Xanthine metabolism in Bacillus subtilis: characterization of the xpt-pbuX operon and evidence for purine- and nitrogen-controlled expression of genes involved in xanthine salvage and catabolism.

The xpt and pbuX genes from Bacillus subtilis were cloned, and their nucleotide sequences were determined. The xpt gene encodes a specific xanthine phosphoribosyltransferase, and the pbuX gene encodes a xanthine-specific purine permease. The genes have overlapping coding regions, and Northern (RNA) blot analysis indicated an operon organization. The translation of the second gene, pbuX, was strongly dependent on the translation of the first gene, xpt.

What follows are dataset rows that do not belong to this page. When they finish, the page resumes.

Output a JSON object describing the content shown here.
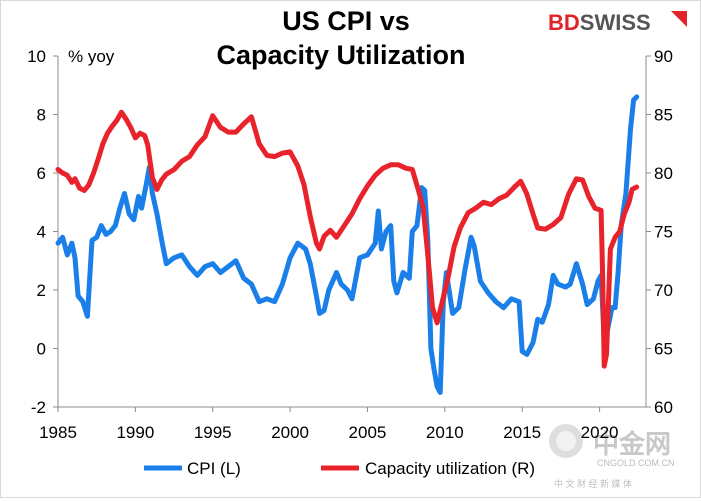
{
  "brand": {
    "part1": "BD",
    "part2": "SWISS"
  },
  "watermark": {
    "name": "中金网",
    "url": "CNGOLD.COM.CN",
    "tagline": "中 文 财 经 新 媒 体"
  },
  "chart_data": {
    "type": "line",
    "title": [
      "US CPI vs",
      "Capacity Utilization"
    ],
    "left_axis": {
      "label": "% yoy",
      "min": -2,
      "max": 10,
      "ticks": [
        -2,
        0,
        2,
        4,
        6,
        8,
        10
      ]
    },
    "right_axis": {
      "min": 60,
      "max": 90,
      "ticks": [
        60,
        65,
        70,
        75,
        80,
        85,
        90
      ]
    },
    "x_axis": {
      "min": 1985,
      "max": 2023,
      "ticks": [
        1985,
        1990,
        1995,
        2000,
        2005,
        2010,
        2015,
        2020
      ]
    },
    "grid": false,
    "legend_position": "bottom",
    "series": [
      {
        "name": "CPI (L)",
        "axis": "left",
        "color": "#1a7fe8",
        "x": [
          1985.0,
          1985.3,
          1985.6,
          1985.9,
          1986.1,
          1986.3,
          1986.6,
          1986.9,
          1987.2,
          1987.5,
          1987.8,
          1988.1,
          1988.4,
          1988.7,
          1989.0,
          1989.3,
          1989.6,
          1989.9,
          1990.2,
          1990.4,
          1990.7,
          1990.9,
          1991.1,
          1991.4,
          1991.7,
          1992.0,
          1992.5,
          1993.0,
          1993.5,
          1994.0,
          1994.5,
          1995.0,
          1995.5,
          1996.0,
          1996.5,
          1997.0,
          1997.5,
          1998.0,
          1998.5,
          1999.0,
          1999.5,
          2000.0,
          2000.5,
          2001.0,
          2001.3,
          2001.7,
          2001.9,
          2002.2,
          2002.5,
          2003.0,
          2003.3,
          2003.7,
          2004.0,
          2004.5,
          2005.0,
          2005.5,
          2005.7,
          2005.9,
          2006.2,
          2006.5,
          2006.7,
          2006.9,
          2007.3,
          2007.7,
          2007.9,
          2008.2,
          2008.5,
          2008.7,
          2008.9,
          2009.1,
          2009.3,
          2009.5,
          2009.7,
          2009.9,
          2010.1,
          2010.5,
          2010.9,
          2011.3,
          2011.7,
          2011.9,
          2012.3,
          2012.8,
          2013.3,
          2013.8,
          2014.3,
          2014.8,
          2015.0,
          2015.3,
          2015.7,
          2016.0,
          2016.3,
          2016.7,
          2017.0,
          2017.3,
          2017.8,
          2018.1,
          2018.5,
          2018.9,
          2019.2,
          2019.6,
          2019.9,
          2020.1,
          2020.3,
          2020.5,
          2020.8,
          2021.0,
          2021.2,
          2021.4,
          2021.7,
          2022.0,
          2022.2,
          2022.4
        ],
        "values": [
          3.6,
          3.8,
          3.2,
          3.6,
          3.1,
          1.8,
          1.6,
          1.1,
          3.7,
          3.8,
          4.2,
          3.9,
          4.0,
          4.2,
          4.8,
          5.3,
          4.6,
          4.4,
          5.2,
          4.8,
          5.6,
          6.2,
          5.3,
          4.6,
          3.7,
          2.9,
          3.1,
          3.2,
          2.8,
          2.5,
          2.8,
          2.9,
          2.6,
          2.8,
          3.0,
          2.4,
          2.2,
          1.6,
          1.7,
          1.6,
          2.2,
          3.1,
          3.6,
          3.4,
          2.9,
          1.8,
          1.2,
          1.3,
          2.0,
          2.6,
          2.2,
          2.0,
          1.7,
          3.1,
          3.2,
          3.6,
          4.7,
          3.4,
          4.0,
          4.2,
          2.3,
          1.9,
          2.6,
          2.4,
          4.0,
          4.2,
          5.5,
          5.4,
          3.7,
          0.0,
          -0.7,
          -1.3,
          -1.5,
          1.6,
          2.6,
          1.2,
          1.4,
          2.7,
          3.8,
          3.5,
          2.3,
          1.9,
          1.6,
          1.4,
          1.7,
          1.6,
          -0.1,
          -0.2,
          0.2,
          1.0,
          0.9,
          1.5,
          2.5,
          2.2,
          2.1,
          2.2,
          2.9,
          2.2,
          1.5,
          1.7,
          2.3,
          2.5,
          0.3,
          0.6,
          1.4,
          1.4,
          2.6,
          4.2,
          5.3,
          7.5,
          8.5,
          8.6
        ]
      },
      {
        "name": "Capacity utilization (R)",
        "axis": "right",
        "color": "#e8232b",
        "x": [
          1985.0,
          1985.3,
          1985.6,
          1985.9,
          1986.1,
          1986.4,
          1986.7,
          1987.0,
          1987.3,
          1987.6,
          1987.9,
          1988.2,
          1988.5,
          1988.8,
          1989.1,
          1989.4,
          1989.7,
          1990.0,
          1990.3,
          1990.6,
          1990.8,
          1991.1,
          1991.4,
          1991.7,
          1992.0,
          1992.5,
          1993.0,
          1993.5,
          1994.0,
          1994.5,
          1995.0,
          1995.5,
          1996.0,
          1996.5,
          1997.0,
          1997.5,
          1998.0,
          1998.5,
          1999.0,
          1999.5,
          2000.0,
          2000.5,
          2000.9,
          2001.3,
          2001.7,
          2001.9,
          2002.2,
          2002.6,
          2003.0,
          2003.5,
          2004.0,
          2004.5,
          2005.0,
          2005.5,
          2006.0,
          2006.5,
          2007.0,
          2007.5,
          2007.9,
          2008.3,
          2008.6,
          2008.9,
          2009.2,
          2009.5,
          2009.8,
          2010.2,
          2010.6,
          2011.0,
          2011.5,
          2012.0,
          2012.5,
          2013.0,
          2013.5,
          2014.0,
          2014.5,
          2014.9,
          2015.3,
          2015.7,
          2016.0,
          2016.5,
          2017.0,
          2017.5,
          2018.0,
          2018.5,
          2018.9,
          2019.3,
          2019.7,
          2020.1,
          2020.2,
          2020.3,
          2020.45,
          2020.7,
          2021.0,
          2021.3,
          2021.6,
          2021.9,
          2022.1,
          2022.4
        ],
        "values": [
          80.3,
          80.0,
          79.8,
          79.2,
          79.5,
          78.7,
          78.5,
          79.0,
          80.0,
          81.2,
          82.5,
          83.4,
          84.0,
          84.5,
          85.2,
          84.6,
          83.9,
          83.0,
          83.4,
          83.2,
          82.4,
          79.6,
          78.6,
          79.4,
          79.9,
          80.3,
          81.0,
          81.4,
          82.4,
          83.1,
          84.9,
          83.9,
          83.5,
          83.5,
          84.2,
          84.8,
          82.5,
          81.5,
          81.4,
          81.7,
          81.8,
          80.6,
          79.0,
          76.3,
          74.0,
          73.5,
          74.6,
          75.1,
          74.5,
          75.5,
          76.5,
          77.8,
          78.9,
          79.8,
          80.4,
          80.7,
          80.7,
          80.4,
          80.3,
          78.5,
          77.0,
          73.0,
          68.5,
          67.2,
          68.8,
          71.0,
          73.7,
          75.3,
          76.6,
          77.0,
          77.5,
          77.3,
          77.8,
          78.1,
          78.8,
          79.3,
          78.2,
          76.5,
          75.3,
          75.2,
          75.6,
          76.2,
          78.2,
          79.5,
          79.4,
          78.0,
          77.0,
          76.8,
          71.0,
          63.5,
          64.5,
          73.5,
          74.5,
          75.0,
          76.5,
          77.5,
          78.6,
          78.8
        ]
      }
    ]
  }
}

Expression of the operon was repressed by purines, and the effector molecules appear to be hypoxanthine and guanine. When hypoxanthine and guanine were added together, a 160-fold repression was observed. The regulation of expression was at the level of transcription, and we propose that a transcription termination-antitermination control mechanism similar to the one suggested for the regulation of the purine biosynthesis operon exists. The expression of the xpt-pbuX operon was reduced when hypoxanthine served as the sole nitrogen source. Under these conditions, the level of the hypoxanthine- and xanthine-degrading enzyme, xanthine dehydrogenase, was induced more than 80-fold. The xanthine dehydrogenase level was completely derepressed in a glnA (glutamine synthetase) genetic background. Although the regulation of the expression of the xpt-pbuX operon was found to be affected by the nitrogen source, it was normal in a glnA mutant strain. This result suggests the existence of different signalling pathways for repression of the transcription of the xpt-pbuX operon and the induction of xanthine dehydrogenase.